S’il l’eût aimée vraiment, il aurait pu, en lui sacrifiant son avenir, sa famille et sa réputation, trouver encore du bonheur avec elle, et par conséquent lui en donner ; car l’amour est un contrat aussi bien que le mariage. Mais refroidi comme il se sentait alors, quel avenir pouvait-il créer à cette femme ? L’épouserait-il pour lui montrer chaque jour un visage triste, un cœur froissé, un intérieur désolé ? L’épouserait-il pour la rendre odieuse à sa famille, méprisable à ses égaux, ridicule à ses domestiques, pour la risquer dans une société où elle se sentirait déplacée, où l’humiliation la tuerait, pour l’accabler de remords en lui faisant sentir tous les maux qu’elle avait attirés sur son amant.

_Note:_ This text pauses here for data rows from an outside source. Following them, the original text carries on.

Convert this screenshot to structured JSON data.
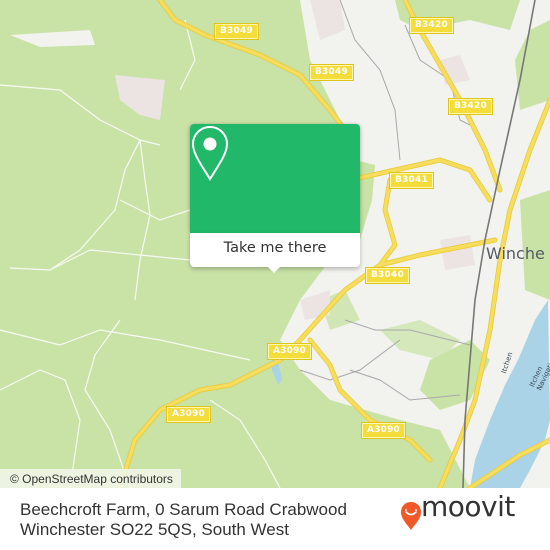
{
  "map": {
    "colors": {
      "land": "#c9e2a6",
      "urban": "#f2f2ee",
      "built": "#ece4e2",
      "road": "#f6dd5c",
      "road_edge": "#e8c93a",
      "water": "#aad3e8",
      "rail": "#777777"
    },
    "road_labels": [
      {
        "id": "b3049-top",
        "text": "B3049"
      },
      {
        "id": "b3049-mid",
        "text": "B3049"
      },
      {
        "id": "b3420-top",
        "text": "B3420"
      },
      {
        "id": "b3420-mid",
        "text": "B3420"
      },
      {
        "id": "b3041",
        "text": "B3041"
      },
      {
        "id": "b3040",
        "text": "B3040"
      },
      {
        "id": "a3090-top",
        "text": "A3090"
      },
      {
        "id": "a3090-left",
        "text": "A3090"
      },
      {
        "id": "a3090-right",
        "text": "A3090"
      }
    ],
    "place_labels": [
      {
        "id": "winchester",
        "text": "Winche"
      }
    ],
    "river_labels": [
      {
        "id": "itchen",
        "text": "Itchen"
      },
      {
        "id": "itchen-navigation",
        "text": "Itchen Navigation"
      }
    ],
    "attribution": "© OpenStreetMap contributors"
  },
  "popup": {
    "icon": "map-pin-icon",
    "button_label": "Take me there",
    "accent": "#21b86a"
  },
  "footer": {
    "address_line1": "Beechcroft Farm, 0 Sarum Road Crabwood",
    "address_line2": "Winchester SO22 5QS, South West",
    "brand": "moovit",
    "brand_color": "#f2592a"
  }
}
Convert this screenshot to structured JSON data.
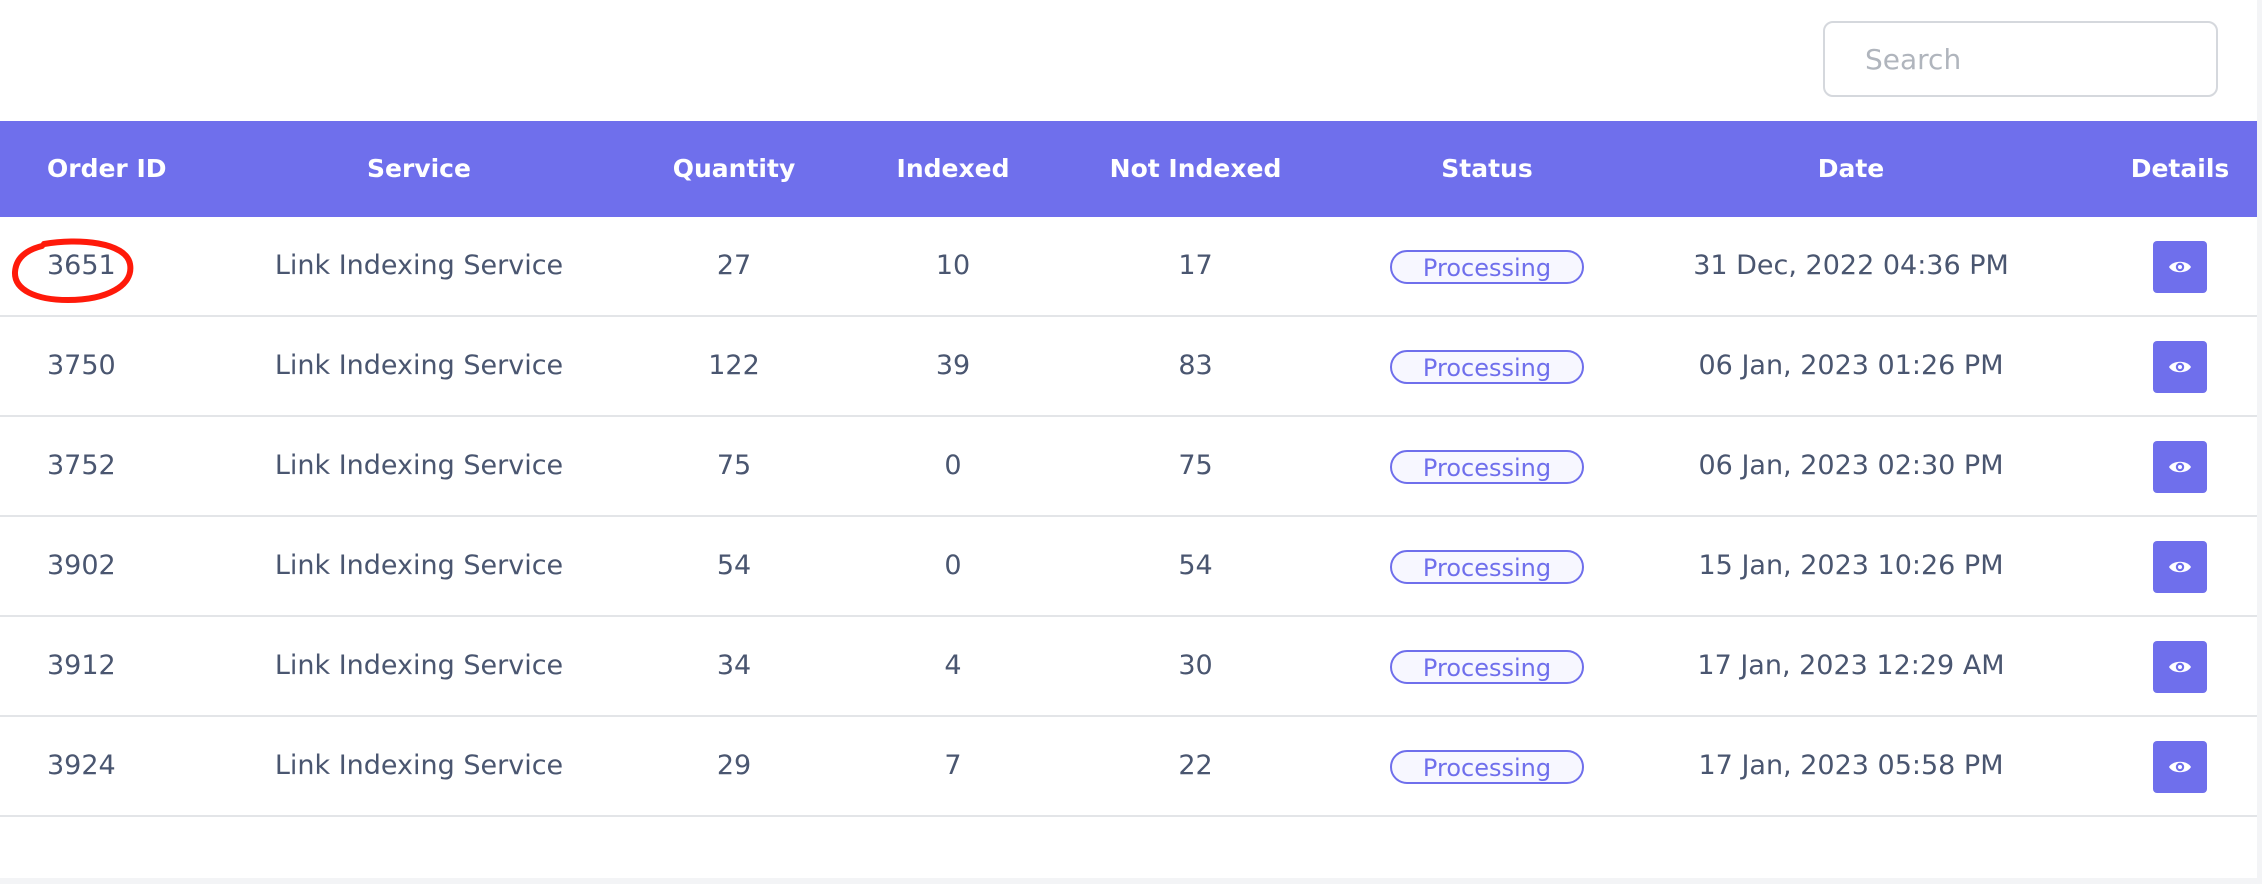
{
  "search": {
    "placeholder": "Search"
  },
  "table": {
    "columns": {
      "order_id": "Order ID",
      "service": "Service",
      "quantity": "Quantity",
      "indexed": "Indexed",
      "not_indexed": "Not Indexed",
      "status": "Status",
      "date": "Date",
      "details": "Details"
    },
    "rows": [
      {
        "order_id": "3651",
        "service": "Link Indexing Service",
        "quantity": "27",
        "indexed": "10",
        "not_indexed": "17",
        "status": "Processing",
        "date": "31 Dec, 2022 04:36 PM"
      },
      {
        "order_id": "3750",
        "service": "Link Indexing Service",
        "quantity": "122",
        "indexed": "39",
        "not_indexed": "83",
        "status": "Processing",
        "date": "06 Jan, 2023 01:26 PM"
      },
      {
        "order_id": "3752",
        "service": "Link Indexing Service",
        "quantity": "75",
        "indexed": "0",
        "not_indexed": "75",
        "status": "Processing",
        "date": "06 Jan, 2023 02:30 PM"
      },
      {
        "order_id": "3902",
        "service": "Link Indexing Service",
        "quantity": "54",
        "indexed": "0",
        "not_indexed": "54",
        "status": "Processing",
        "date": "15 Jan, 2023 10:26 PM"
      },
      {
        "order_id": "3912",
        "service": "Link Indexing Service",
        "quantity": "34",
        "indexed": "4",
        "not_indexed": "30",
        "status": "Processing",
        "date": "17 Jan, 2023 12:29 AM"
      },
      {
        "order_id": "3924",
        "service": "Link Indexing Service",
        "quantity": "29",
        "indexed": "7",
        "not_indexed": "22",
        "status": "Processing",
        "date": "17 Jan, 2023 05:58 PM"
      }
    ]
  },
  "icons": {
    "details": "eye-icon"
  },
  "colors": {
    "accent": "#6f6fec",
    "annotation": "#ff1a0a"
  }
}
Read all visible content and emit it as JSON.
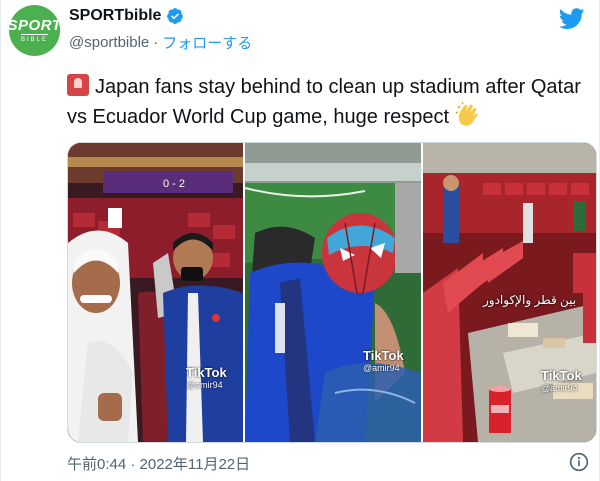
{
  "account": {
    "display_name": "SPORTbible",
    "handle": "@sportbible",
    "separator": "·",
    "follow_label": "フォローする",
    "avatar_text_top": "SPORT",
    "avatar_text_bottom": "BIBLE"
  },
  "tweet": {
    "text": "Japan fans stay behind to clean up stadium after Qatar vs Ecuador World Cup game, huge respect",
    "timestamp": "午前0:44 · 2022年11月22日"
  },
  "media": {
    "watermarks": [
      {
        "brand": "TikTok",
        "user": "@amir94"
      },
      {
        "brand": "TikTok",
        "user": "@amir94"
      },
      {
        "brand": "TikTok",
        "user": "@amir94"
      }
    ],
    "scoreboard": "0 - 2",
    "arabic_caption": "بين قطر والإكوادور"
  },
  "icons": [
    "verified-badge-icon",
    "twitter-bird-icon",
    "siren-emoji-icon",
    "clapping-hands-emoji-icon",
    "info-icon"
  ],
  "colors": {
    "accent": "#1d9bf0",
    "avatar_bg": "#4caf50",
    "text": "#0f1419",
    "muted": "#536471"
  }
}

Non, vous conviendrez avec lui que ce n’était pas possible, que ce n’eût pas été généreux, qu’on ne lutte point ainsi contre la société, et que cet héroïsme de vertu ressemble à don Quichotte brisant sa lance contre l’aile d’un moulin ; courage de fer qu’un coup de vent disperse, chevalerie d’un autre siècle qui fait pitié à celui-ci.

Après avoir ainsi pesé toutes choses, M. de Ramière comprit qu’il valait mieux briser ce lien malheureux. Les visites de Noun commençaient à lui devenir pénibles. Sa mère, qui était allée passer l’hiver à Paris, ne manquerait pas d’apprendre bientôt ce petit scandale. Déjà elle s’étonnait des fréquents voyages qu’il faisait à Cercy, leur maison de campagne, et des semaines entières qu’il y passait. Il avait bien prétexté un travail sérieux qu’il venait achever loin du bruit des villes ; mais ce prétexte commençait à s’user. Il en coûtait à Raymon de tromper une si bonne mère, de la priver si longtemps de ses soins ; que vous dirai-je ? il quitta Cercy et n’y revint plus.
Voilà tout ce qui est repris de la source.